As she progressed, I began (about page 102) to feel as though I was overhearing a conversation not meant for me, a white person. This hit hard beginning in chapter 5, and grew throughout most of chapter 6, as she talks about healing strategies. The first 40 pages of chapter 6 were the weakest part of the book. She veered deep into the weeds, and I had to push myself to continue reading. She ends chapter 6 with a more engaging section of moving stories from her travels in West Africa, and her observations about the differences in communities among African people there and African Americans here. Her notes on the “village” that it takes to raise children and to support autonomy and interdependence made me long for a different kind of community for all of us, apart from the competition and extraction that characterize life in our American economy.
Needed as is DeGruy’s research and perspective, and aware as I am that I'm the interloper here, and to the degree that I have any privilege to critique at all, my assessment is that the book is overwritten. DeGruy repeats herself in sharing non-vital information, she included detail I didn’t find added anything to the overall work, and made me think of a quote from a bible scholar exegeting a passage from John’s gospel: “Having never written a gospel myself, I don’t want to seem overly critical, but this story seems to be taking its time getting out of the chute.” Sometimes, she just took too long to get to the point, which works better in oral presentation than in writing. Perhaps she was trying to provide both primer and advanced observation at the same time.
So, my two things that came in the middle:
First, hearing her speak was riveting; those of us gathered for the webinar were desperate for the time not to end. I had expected that would cause me to engage with the book a bit more, as I could hear her voice and feel her passion; that didn’t happen. The opposite, in fact: it made me long for her to just tell me stuff.

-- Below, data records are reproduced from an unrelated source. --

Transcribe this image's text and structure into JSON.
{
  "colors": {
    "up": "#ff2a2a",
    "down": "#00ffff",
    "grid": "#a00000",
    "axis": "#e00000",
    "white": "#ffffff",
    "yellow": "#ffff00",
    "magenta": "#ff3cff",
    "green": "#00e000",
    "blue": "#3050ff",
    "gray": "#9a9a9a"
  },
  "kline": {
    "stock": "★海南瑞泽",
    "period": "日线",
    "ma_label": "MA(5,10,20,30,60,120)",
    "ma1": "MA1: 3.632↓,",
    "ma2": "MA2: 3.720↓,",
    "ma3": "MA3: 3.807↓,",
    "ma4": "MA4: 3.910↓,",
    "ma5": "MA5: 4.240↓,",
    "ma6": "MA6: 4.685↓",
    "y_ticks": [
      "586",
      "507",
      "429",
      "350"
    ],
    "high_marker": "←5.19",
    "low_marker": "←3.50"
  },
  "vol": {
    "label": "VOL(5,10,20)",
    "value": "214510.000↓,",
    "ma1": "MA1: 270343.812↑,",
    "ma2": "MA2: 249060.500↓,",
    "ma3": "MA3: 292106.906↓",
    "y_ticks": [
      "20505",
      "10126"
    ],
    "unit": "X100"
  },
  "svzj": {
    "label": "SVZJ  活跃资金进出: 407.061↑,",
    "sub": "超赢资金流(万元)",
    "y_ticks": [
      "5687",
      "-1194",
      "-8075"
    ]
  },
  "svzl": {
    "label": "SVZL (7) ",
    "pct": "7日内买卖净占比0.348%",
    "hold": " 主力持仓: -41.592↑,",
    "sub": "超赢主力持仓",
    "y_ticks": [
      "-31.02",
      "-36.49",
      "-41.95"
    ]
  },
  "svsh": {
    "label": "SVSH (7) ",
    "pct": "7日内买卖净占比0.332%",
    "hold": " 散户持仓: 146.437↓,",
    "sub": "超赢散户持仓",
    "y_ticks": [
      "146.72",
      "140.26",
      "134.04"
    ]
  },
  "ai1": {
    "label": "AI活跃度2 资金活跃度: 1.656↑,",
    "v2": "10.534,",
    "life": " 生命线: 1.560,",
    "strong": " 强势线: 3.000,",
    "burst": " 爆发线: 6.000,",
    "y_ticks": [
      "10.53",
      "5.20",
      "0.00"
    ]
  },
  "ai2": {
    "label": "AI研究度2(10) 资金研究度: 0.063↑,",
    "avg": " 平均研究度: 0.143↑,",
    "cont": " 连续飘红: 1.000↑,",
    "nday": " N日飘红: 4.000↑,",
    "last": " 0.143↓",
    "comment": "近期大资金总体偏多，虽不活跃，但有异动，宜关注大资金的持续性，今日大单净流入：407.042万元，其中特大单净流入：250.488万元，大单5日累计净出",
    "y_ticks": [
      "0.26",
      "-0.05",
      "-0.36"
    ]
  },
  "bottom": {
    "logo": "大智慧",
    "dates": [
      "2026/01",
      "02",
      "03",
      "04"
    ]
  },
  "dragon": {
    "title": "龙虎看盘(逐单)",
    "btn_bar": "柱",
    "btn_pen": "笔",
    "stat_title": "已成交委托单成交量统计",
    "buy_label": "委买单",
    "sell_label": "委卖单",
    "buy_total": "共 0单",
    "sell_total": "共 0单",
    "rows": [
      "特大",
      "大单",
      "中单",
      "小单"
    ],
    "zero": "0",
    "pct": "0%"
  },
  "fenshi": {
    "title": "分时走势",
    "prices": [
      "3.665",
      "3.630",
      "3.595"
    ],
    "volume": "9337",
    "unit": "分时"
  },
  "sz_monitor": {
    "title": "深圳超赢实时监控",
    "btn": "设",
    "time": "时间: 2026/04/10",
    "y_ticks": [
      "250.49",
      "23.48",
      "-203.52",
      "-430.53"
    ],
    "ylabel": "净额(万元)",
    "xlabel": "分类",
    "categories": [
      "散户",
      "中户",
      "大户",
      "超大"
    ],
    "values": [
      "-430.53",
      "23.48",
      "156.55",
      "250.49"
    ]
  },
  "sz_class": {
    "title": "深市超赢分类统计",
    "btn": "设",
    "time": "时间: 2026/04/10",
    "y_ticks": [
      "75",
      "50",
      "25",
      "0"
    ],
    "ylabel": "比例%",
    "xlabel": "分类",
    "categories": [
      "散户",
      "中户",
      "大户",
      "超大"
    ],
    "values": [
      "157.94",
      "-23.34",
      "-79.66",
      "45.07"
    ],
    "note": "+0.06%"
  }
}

Second, receiving notes from my editor was excruciating. And vital. The work is better because someone bothered to fix it — to save me from overwriting in some cases, from assuming too much in other cases, and from just using language carelessly in still others. This book needed an editor. In addition to the style and content editing needs (which were more than minimal and less than gigantic), someone needed to put commas in their places and ensure the lines of type were spaced uniformly. There were also a couple of times when I wanted to argue with her conclusions or contentions, but lacked her source.
None of that takes away from the substatntive contribution this book is to my understanding of the healing needed for Black people and the anti-racist work required of white people. Overall, this is a valuable contribution to my anti-racism education and probably to yours. I expect that in a reading group, and with the study guide that is also available, it would be a useful font of lively discussion.